Digestion according to the invention was preferably under 37 ℃, 250rpm digestion 2 hours, and said cultivation is preferably at 37 ℃, 5%CO
2Cultivate under concentration, 95% relative humidity.
In the digestive process of reality, the umbilical cord fritter can not complete digestion become cell suspension, still has the less fritter of part residual, contains many mescenchymal stem cells on it, can get into next preparation link in the lump with cell suspension, and starting material avoid waste.The present invention is in order to remove collagenase and collagen in postdigestive washing; And the washing after the fusiformis attached cell occurs is in order to remove not attached cell; Twice washing can be adopted the conventional reagent that does not influence the cell growth in this area, and like PBS, the present invention preferably adopts α MEM substratum.

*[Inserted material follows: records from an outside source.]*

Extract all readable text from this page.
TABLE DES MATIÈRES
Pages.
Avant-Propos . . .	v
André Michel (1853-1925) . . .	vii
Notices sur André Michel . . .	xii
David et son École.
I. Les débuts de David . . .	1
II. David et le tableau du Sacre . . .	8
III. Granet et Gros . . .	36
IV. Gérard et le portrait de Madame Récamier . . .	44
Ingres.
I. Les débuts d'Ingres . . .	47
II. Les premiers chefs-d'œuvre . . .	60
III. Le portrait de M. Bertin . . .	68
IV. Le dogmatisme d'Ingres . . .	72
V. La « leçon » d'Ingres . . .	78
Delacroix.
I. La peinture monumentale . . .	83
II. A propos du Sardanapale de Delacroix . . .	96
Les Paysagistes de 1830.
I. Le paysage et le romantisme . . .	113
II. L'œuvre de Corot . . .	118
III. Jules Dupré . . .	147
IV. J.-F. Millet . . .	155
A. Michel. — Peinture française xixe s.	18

Continue in the culturing process in the present invention; Need regularly replace substratum according to general knowledge known in this field; The present invention is preferred whenever to change a perfect medium at a distance from 2 days, and in order to guarantee certain cell quantity, the present invention preferably collects when fusiformis attached cell degree of converging reaches 80-85%.
Prior art adopts the pig pancreatin to digest attached cell when going down to posterity; But the pig pancreatin is a kind of mixture that contains multiple protein; Mescenchymal stem cell can have some pig pancreatin, and the multiple heterogenous animal albumen in the pig pancreatin can increase the probability that causes anaphylaxis undoubtedly.And the pig pancreatin is bigger for the toxicity of mescenchymal stem cell, when going down to posterity, influences the vigor of cell.
For this reason, as preferred version, the present invention also comprises the culturing step that goes down to posterity; Fusiformis attached cell (being the previous generation mescenchymal stem cell) washing with above-mentioned cultivation; Digest to the fusiformis attached cell with TrypLE cell Dispase II then and separate, the cell suspension that obtains after the digestion is added the centrifugal supernatant that goes of perfect medium, mix the centrifugal supernatant that goes with solution after the adherent matrix of washing from adherent matrix; Washing is gone behind the supernatant resuspended with perfect medium once more; The gained suspension inoculation in the culturing bottle that was encapsulated by adherent matrix, is added perfect medium and cultivates, and the fusiformis attached cell after the cultivation is mescenchymal stem cell of future generation; Said perfect medium, adherent matrix, cultural method are with above-mentioned preparation method.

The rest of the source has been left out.